Increasing severity of storm surges are eroding dunes, undermining the foundations of Council buildings. Council recently permanently relocated Patterson River Motorboat Club.

Increasingly severe storms have swamped the iconic Mordialloc Pier and raised water levels at the mouth of Mordialloc Creek to dangerously high levels. The adjoining parkland, roads and nearby shopping precinct is low lying and would be at risk should extreme storm events result in even a moderate increase in water levels.

For further information please contact Kesha West, Acting Senior Media Advisor kesha.west@kingston.vic.gov.au


Thousands of residents, businesses and stakeholders in Emerald, Cockatoo and Gembrook localities were impacted by recent storms. The storms brought down trees and disrupted the supply of electricity to many households. Residents affected by this disruption had to find alternative means to heat their homes during the coldest time of the year. The Puffing Billy Railway between Belgrave and Emerald was severely affected by the storm. More than 70 trees fell across the line and needed to be cleared before the heritage attraction could be reopened.

For further information please contact K.Norton@cardinia.vic.gov.au.


Much of the coastline, including Mount Martha North and Rosebud / Capel Sound is subject to coastal erosion or inundation. This erosion impacts on cultural sites, access paths, natural environment and private assets.
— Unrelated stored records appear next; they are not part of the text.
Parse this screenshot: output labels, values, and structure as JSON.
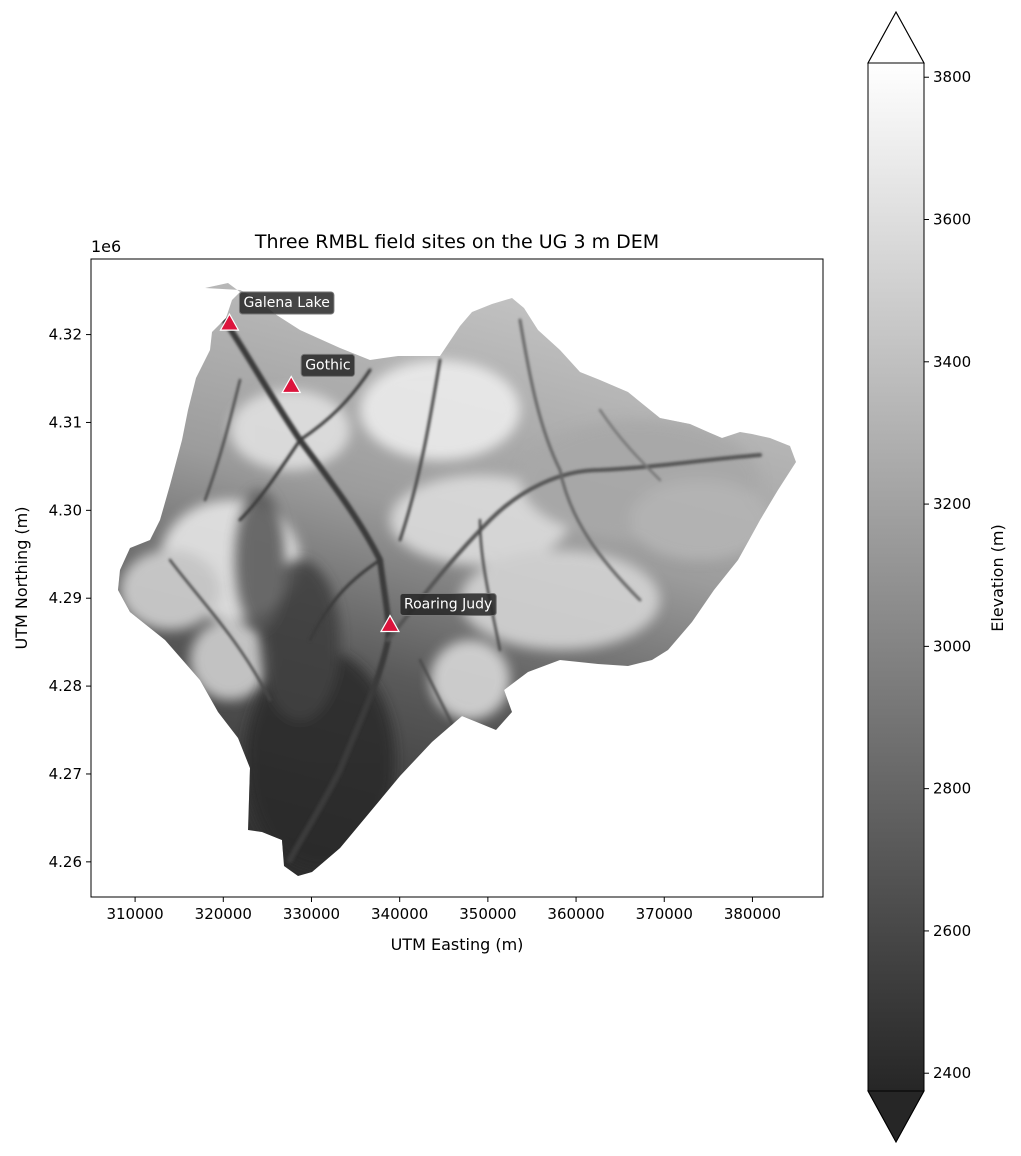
{
  "title": "Three RMBL field sites on the UG 3 m DEM",
  "x_axis": {
    "label": "UTM Easting (m)",
    "range": [
      305000,
      388000
    ],
    "ticks": [
      310000,
      320000,
      330000,
      340000,
      350000,
      360000,
      370000,
      380000
    ],
    "tick_labels": [
      "310000",
      "320000",
      "330000",
      "340000",
      "350000",
      "360000",
      "370000",
      "380000"
    ]
  },
  "y_axis": {
    "label": "UTM Northing (m)",
    "range": [
      4256000,
      4328600
    ],
    "offset_label": "1e6",
    "ticks": [
      4260000,
      4270000,
      4280000,
      4290000,
      4300000,
      4310000,
      4320000
    ],
    "tick_labels": [
      "4.26",
      "4.27",
      "4.28",
      "4.29",
      "4.30",
      "4.31",
      "4.32"
    ]
  },
  "colorbar": {
    "label": "Elevation (m)",
    "colormap": "gray",
    "range": [
      2375,
      3820
    ],
    "extend": "both",
    "ticks": [
      2400,
      2600,
      2800,
      3000,
      3200,
      3400,
      3600,
      3800
    ],
    "tick_labels": [
      "2400",
      "2600",
      "2800",
      "3000",
      "3200",
      "3400",
      "3600",
      "3800"
    ],
    "color_low": "#262626",
    "color_high": "#ffffff"
  },
  "sites": [
    {
      "name": "Galena Lake",
      "easting": 320700,
      "northing": 4321200
    },
    {
      "name": "Gothic",
      "easting": 327700,
      "northing": 4314100
    },
    {
      "name": "Roaring Judy",
      "easting": 338900,
      "northing": 4286900
    }
  ],
  "marker_color": "#dc143c",
  "label_box_color": "#262626"
}
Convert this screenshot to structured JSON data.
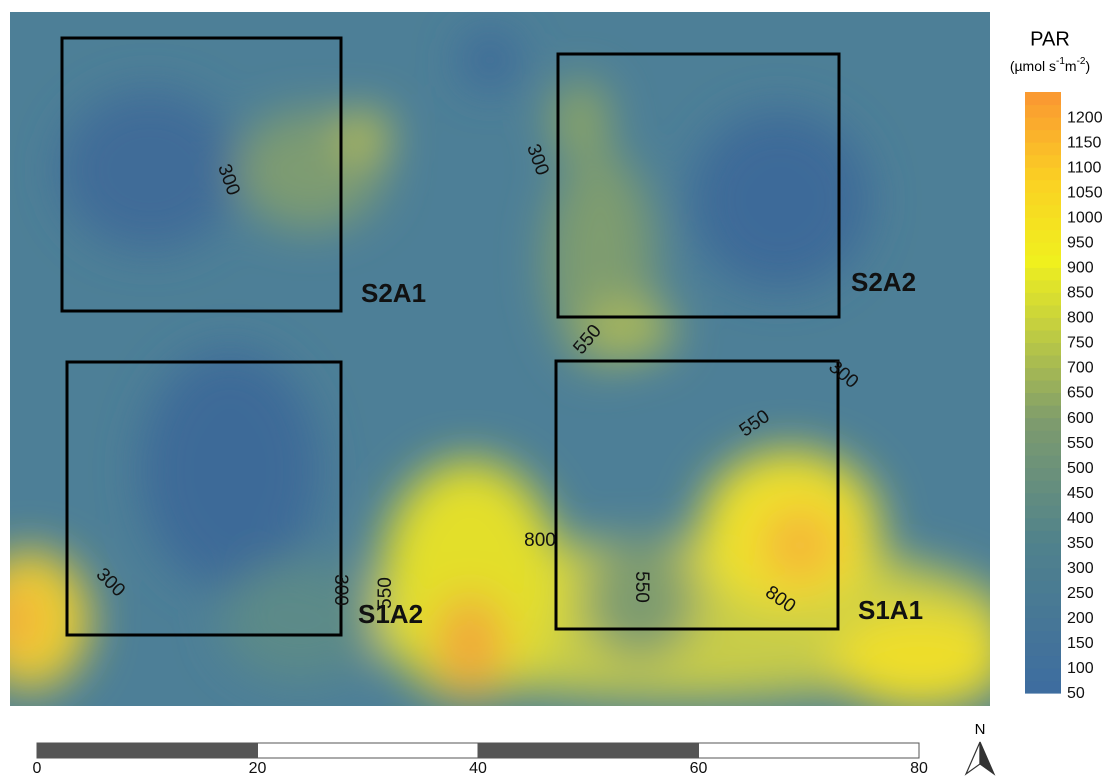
{
  "legend": {
    "title": "PAR",
    "unit": [
      "(µmol s",
      "-1",
      "m",
      "-2",
      ")"
    ],
    "range": [
      50,
      1250
    ],
    "ticks": [
      50,
      100,
      150,
      200,
      250,
      300,
      350,
      400,
      450,
      500,
      550,
      600,
      650,
      700,
      750,
      800,
      850,
      900,
      950,
      1000,
      1050,
      1100,
      1150,
      1200
    ]
  },
  "plots": [
    "S2A1",
    "S2A2",
    "S1A2",
    "S1A1"
  ],
  "contour_labels": [
    "300",
    "300",
    "550",
    "300",
    "550",
    "800",
    "550",
    "800",
    "300",
    "300",
    "550"
  ],
  "scale_bar": {
    "range": [
      0,
      80
    ],
    "ticks": [
      0,
      20,
      40,
      60,
      80
    ]
  },
  "north": "N"
}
Inundation of Tootgarook Wetland/Swamp is predicted to impact nearby private and public properties and the unique riparian ecosystem.
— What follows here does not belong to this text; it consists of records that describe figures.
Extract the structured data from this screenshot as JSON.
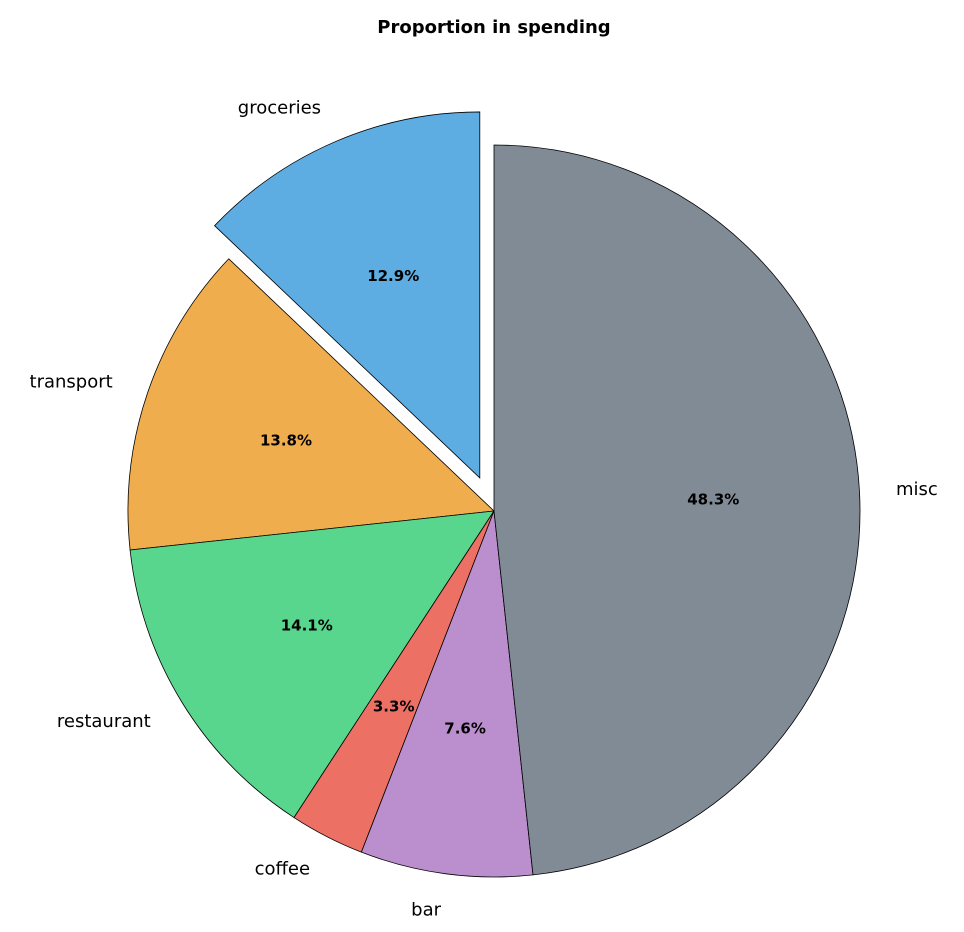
{
  "chart_data": {
    "type": "pie",
    "title": "Proportion in spending",
    "categories": [
      "groceries",
      "transport",
      "restaurant",
      "coffee",
      "bar",
      "misc"
    ],
    "values": [
      12.9,
      13.8,
      14.1,
      3.3,
      7.6,
      48.3
    ],
    "value_labels": [
      "12.9%",
      "13.8%",
      "14.1%",
      "3.3%",
      "7.6%",
      "48.3%"
    ],
    "colors": [
      "#5dade2",
      "#f0ad4e",
      "#58d68d",
      "#ec7063",
      "#bb8fce",
      "#808b96"
    ],
    "exploded": [
      "groceries"
    ],
    "start_angle_deg": 90,
    "direction": "counterclockwise"
  }
}
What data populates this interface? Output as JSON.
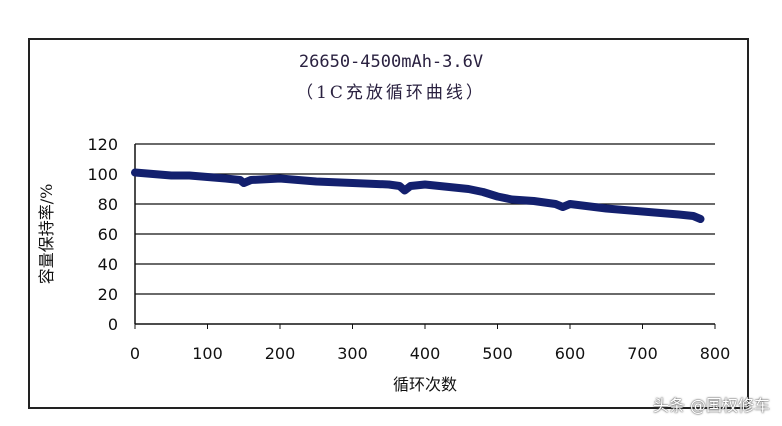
{
  "chart_data": {
    "type": "line",
    "title": "26650-4500mAh-3.6V",
    "subtitle": "（1C充放循环曲线）",
    "xlabel": "循环次数",
    "ylabel": "容量保持率/%",
    "xlim": [
      0,
      800
    ],
    "ylim": [
      0,
      120
    ],
    "xticks": [
      0,
      100,
      200,
      300,
      400,
      500,
      600,
      700,
      800
    ],
    "yticks": [
      0,
      20,
      40,
      60,
      80,
      100,
      120
    ],
    "grid": "horizontal",
    "line_color": "#13206e",
    "x": [
      0,
      25,
      50,
      75,
      100,
      125,
      145,
      150,
      160,
      200,
      250,
      300,
      350,
      365,
      372,
      380,
      400,
      420,
      440,
      460,
      480,
      500,
      520,
      550,
      580,
      590,
      600,
      650,
      700,
      750,
      770,
      780
    ],
    "y": [
      101,
      100,
      99,
      99,
      98,
      97,
      96,
      94,
      96,
      97,
      95,
      94,
      93,
      92,
      89,
      92,
      93,
      92,
      91,
      90,
      88,
      85,
      83,
      82,
      80,
      78,
      80,
      77,
      75,
      73,
      72,
      70
    ]
  },
  "watermark": "头条 @国权修车"
}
Mount Martha North Beach and Cliff - Mornington Peninsula Shire (mornpen.vic.gov.au)

The health and wellbeing of the community, especially elderly and residents with disabilities are impacted by the increased intensity and frequency of heatwaves. On the Peninsula, 24.6% of the population is over 65 y.o and 27.1% of the population over 65 y.o live alone. A number of factors increase the risk of older people to climate change events including pre-existing health conditions that limit the ability to respond to stressors. In addition, 1 in 5 residents of the peninsula live with a disability and 5.8% need help with daily activities. People living with a disability typically have worse health status than the general population, placing them at greater risk during extreme weather events. https://www.climatecouncil.org.au/resources/silentkillerreport/

For further information please contact: Tina McGuffie, Communications Team, Mornington Peninsula Shire, 0466 470 656, news@mornpen.vic.gov.au

20 August 2021


The City of Port Phillip is already experiencing the negative impacts of climate change on public and private infrastructure as well as on health and wellbeing.
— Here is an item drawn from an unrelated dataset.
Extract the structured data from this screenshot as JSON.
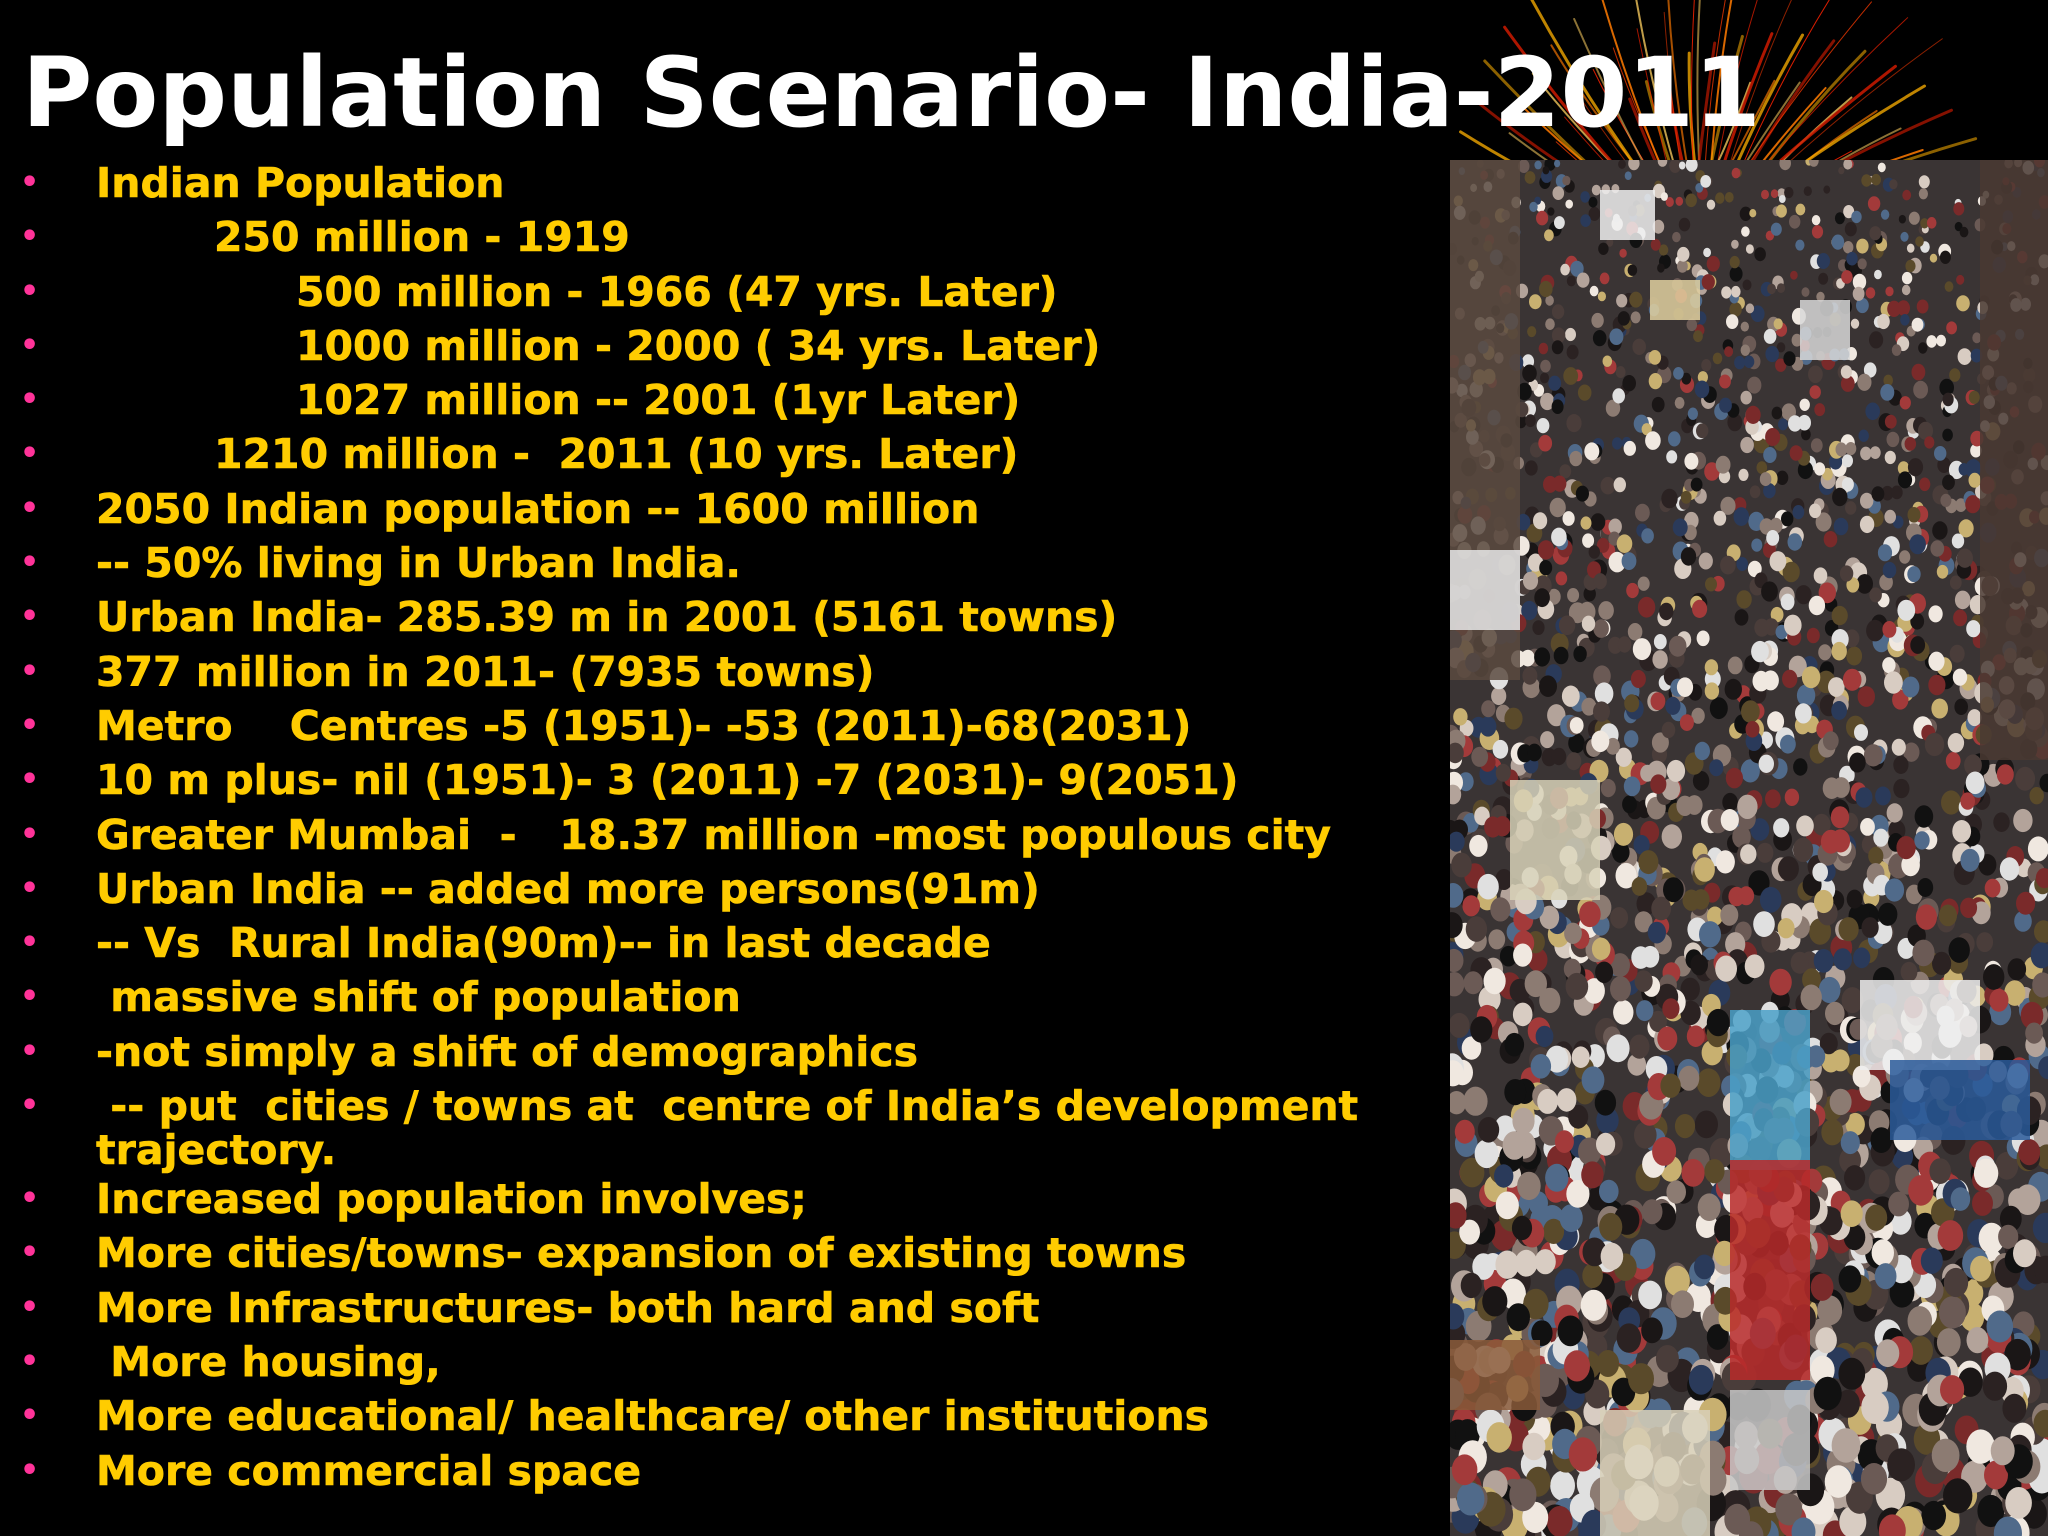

Port Phillip is located at the bottom of the Elster Creek and Yarra River catchments. Much of the City is less than three metres above sea level and is experiencing weather induced flash flooding which causes damage to public and private property, as well as costly clean up bills and disruption to transport.

Heat stress is having a greater impact on Port Phillip’s vulnerable community, which includes residents on fixed incomes, residents in insecure housing and older residents who can’t always access cool spaces. Increased heat and less consistent rainfall make it challenging and costly to maintain healthy trees, parks and gardens in order to provide shade and cool temperatures for the community.

For further information please contact

Media Enquiries - mediaenquiries@portphillip.vic.gov.au

Information on Southeast Councils Climate Change Alliance

The South East Councils Climate Change Alliance (SECCCA) is made up of nine local governments in the south east of Melbourne. SECCCA Councils span the metropolitan, peri urban and rural divide and have some of the fastest growing residential developments on the fringe of metropolitan Melbourne. Together, SECCCA Councils serve over one million residents. Through SECCCA, these Councils collaborate to act on climate change. This action includes mitigation and adaptation projects and advocacy for the community.

SECCCA’s vision is for a thriving and productive southeast Melbourne region that has a safe and sustainable climate. Together with a majority of member councils, SECCCA has declared a Climate Emergency recognising the existential threat climate change poses to our communities and our environment, and calls for urgent action to address the risks.